Two of those years have already elapsed, as of this writing.

A third will have nearly elapsed by the time the draft report is finalized and released in October. (In December in Poland, it will feed into a broader United Nations deliberation about the adequacy of countries current promises to cut emissions.)

And once this “carbon budget” for 1.5 degrees Celsius is used up, emissions would have to plunge to zero to preserve the 1.5 degree goal — something that would almost certainly never happen, as it would sharply impair the world economy.

Since such rapid and severe cuts aren’t likely, the report notes that it’s virtually unavoidable that the planet will “overshoot” 1.5 degrees Celsius.

To cool the Earth down afterward and avoid staying at dangerously high temperatures for long, it would then be necessary to remove carbon dioxide from the air at a massive scale — but that, too, is highly problematic.

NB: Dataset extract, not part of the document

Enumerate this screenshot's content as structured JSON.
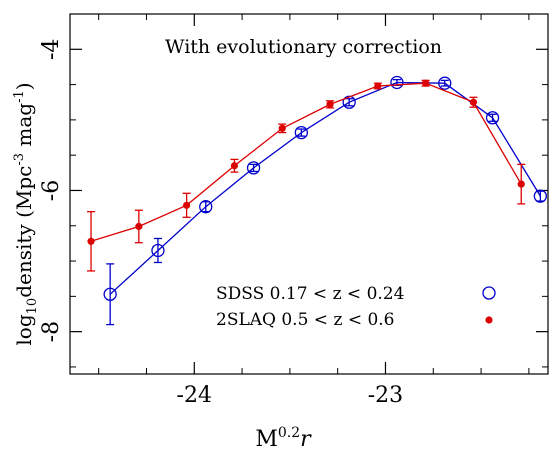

Carbon removal scenarios generally involve reforesting large amounts of land, or growing trees or other plants on that land and using it for energy, and storing the resulting carbon dioxide emissions underground.

But “increased biomass production and use has the potential to increase pressure on land and water resources, food production, biodiversity, and to affect air quality,” the draft notes. “Therefore, the scale and speed of implementation assumed in some 1.5C pathways may be challenging.”

“Avoiding a 1.5C warming would be very, very difficult without a significant overshoot,” said Princeton University climate scientist Michael Oppenheimer, noting that he was commenting solely on the state of the science itself, rather than the leaked document. “Such a warming would cause increased bleaching and perhaps destruction of living coral reefs at some locations although at other places, reefs would probably survive a warming closer to 2C.”

“Some of the high level messages I think come as no surprise, in that we are not on track anywhere near towards 1.5 C, and getting there would require enormous changes,” added Shindell, noting that he was not speaking as an author of the draft report or on behalf of the IPCC, but simply as a scientist with expertise in the matter. “That basic conclusion, I think it’s OK to say that it’s not a surprise to anybody.

Any climate scientist would have told you that even without the report.”

The document’s leak has become a standard affair for major United Nations climate science reports, because they are seen by so many reviewers.

In 2013, a leaked draft of part of the Intergovernmental Panel on Climate Change’s fifth assessment report helped lend credence to the questionable idea that global warming had slowed down or “paused,” based on a brief passage suggesting that the rate of warming had declined somewhat between 1998 and 2012. The final draft addressed the issue with more nuance, largely undermining the notion of any significant slowdown.

The authors have until May 15 to include any new published material in the report. Still, it’s unlikely to change the fundamental conclusion that there is too little time to avert 1.5 C degrees of warming — barring some massive technological intervention.

“There is … no documented precedent for the geographical and economic scale of the energy, land, urban and industrial transitions implicit in pathways consistent with a 1.5C warmer world,” the draft report notes.